In Martin’s debut fantasy tale, warring states wage bloody battles in a parallel universe.
Earthlike planet Xahr, populated by pugnacious, medieval-type humans, is rocked by perpetual war between the continental powers of the Banthyk Union and the Kingdom of Sarkrea. The right-thinking residents of Banthyk ride above their swampy homeland on the backs of gigantic lizards called trazlixes. The Sarkreans—bad guys who have shaved heads—use a mineral called convesium to heal their wounds and perform other magical feats. A host of peculiarly named substances, creatures and people course through the book, though Martin helpfully includes a lengthy introduction and frequent asides to explain each strange new word in this strange new world.
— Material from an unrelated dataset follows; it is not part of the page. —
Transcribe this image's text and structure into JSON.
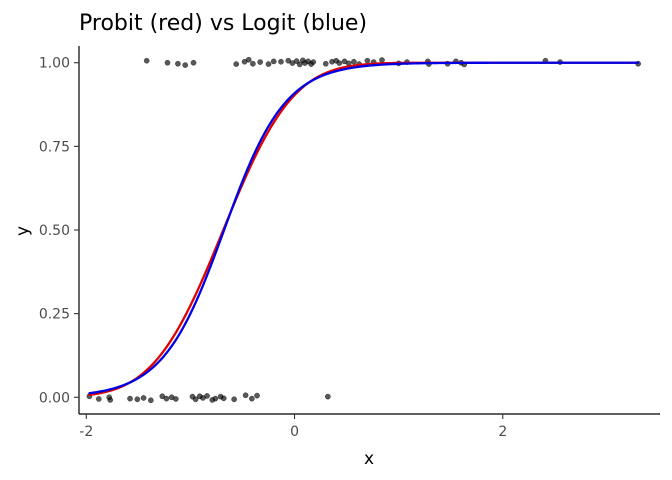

He’s a little too helpful, in fact, as the pedantic exposition impedes the narrative flow; the map at the beginning of the book and the glossary at the end would have sufficed. The story also trips with writing tics that detract from the author’s clever creations. Too often he indulges in passive verbs and weak constructions—“Determination was evident,” he flatly notes of a wounded fighter’s mindset—and he sprinkles the text with clunky phrasing and words. Even if not always serviceable, the writing seems salvageable. At times, the prose is even pungent and pithy, as with a description of the Banthyk swamps: “A familiar smell of dead and rotting animals and plants permeated the air as the striding lizards plunged through the marsh.” But the plot is overly simplistic and most of the cast are more like video game caricatures than real-life characters. Although the feuding warriors engage in plenty of action-packed battles—often dispatching one another in creatively gory ways—too few well-developed personalities emerge from the carnage, and the leading heroes and villains come across as wooden. Many of the pages given over to exposition would be more valuable if devoted to further developing the sketchy characters and plot.
Intriguing storylines, creatures and weapons, but the human component is lacking.